Enterprises deploying AI agents for automation tasks often encounter reliability issues: agents go off-track, consume excessive tokens, or fail to complete sequences. A new paper on arXiv argues these problems are not merely implementation bugs but architectural consequences of the dominant design pattern that gives the LLM the role of orchestrator.
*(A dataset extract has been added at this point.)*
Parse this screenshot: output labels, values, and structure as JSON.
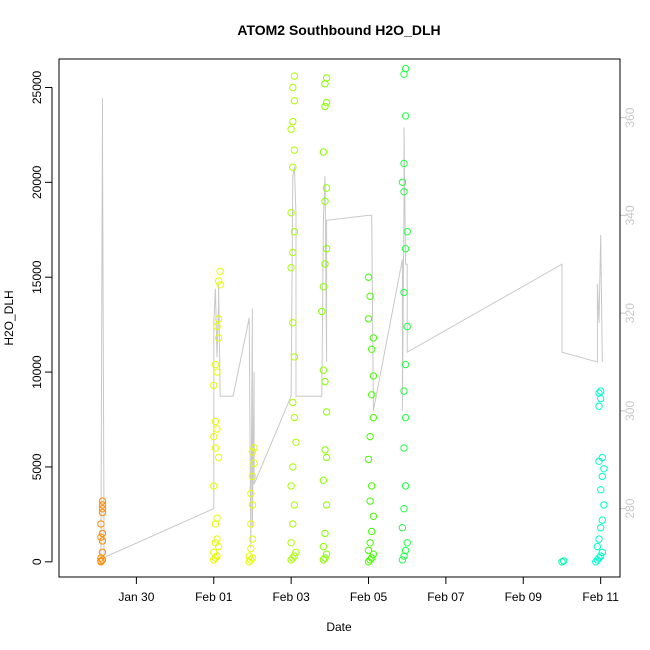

According to the paper titled "LLM-as-Code Agentic Programming for Agent Harness," every major LLM agent framework allows the model to decide what to do next, when to call tools, and when to stop. The researchers identify three persistent issues: token explosion, control-flow hallucination, and unreliable completion. They write: "A better prompt or a stronger model cannot guarantee the reliability of the LLM agent."
"A better prompt or a stronger model cannot guarantee the reliability of the LLM agent."
The fundamental problem, the authors argue, is assigning the deterministic work of looping, branching, and sequencing to a probabilistic system. To solve this, they propose Agentic Programming, a paradigm in which the program governs all control flow, and the LLM is itself part of it—an adaptive component they call LLM-as-Code. The LLM is invoked only where a task calls for reasoning or generation. Within each call the model keeps full flexibility, but it cannot alter the program's execution path.
With control in the program, the LLM's context is built from the execution history's call tree and forms a directed acyclic graph (DAG). Each call's context length is then determined by its call depth rather than by accumulation over steps. This design prevents context length from growing unboundedly, reducing token consumption and improving determinism.
| Characteristic | Traditional LLM Agent Frameworks | Agentic Programming (LLM-as-Code) |
|---|---|---|
| Control Flow | LLM decides next action, tool calls, and stop | Program governs all control flow via deterministic code |
| LLM Role | Orchestrator with full autonomy | Adaptive component invoked only for reasoning/generation |
| Context Construction | Accumulates over steps, unbounded growth | Built from call tree (DAG), bounded by call depth |
| Reliability | Prone to token explosion, hallucination, incomplete tasks | Improved stability in long sequences |
The paper presents a case study of computer-use agents—such as those that automate GUI interactions. The authors found that the Agentic Programming design is "practical, not just a theoretical stance," and that it "substantially improve[s] the stability of long visual operation sequences."
For enterprise technology leaders evaluating AI agents for supply chain automation or logistics workflows, the findings suggest that architectural choices matter as much as model selection. By separating control flow from probabilistic reasoning, organizations can build agents that complete multi-step tasks with greater predictability. The LLM-as-Code approach keeps the flexibility of large language models where needed while ensuring that the overall process remains under deterministic governance.
The research was conducted by a team including Qi, Junjia, Fu, Zichuan, Gao, Jingtong, Zhang, Wenlin, Yan, Hanyu, Wu, Zhao, and Xiangyu. The full paper is available on arXiv.
As enterprises seek to deploy AI agents in production environments—from customs documentation to warehouse robotics—the reliability guarantees offered by Agentic Programming could reduce operational risks. The paper provides a concrete architectural pattern that addresses the root causes of agent instability, offering a pathway to more trustworthy autonomous systems.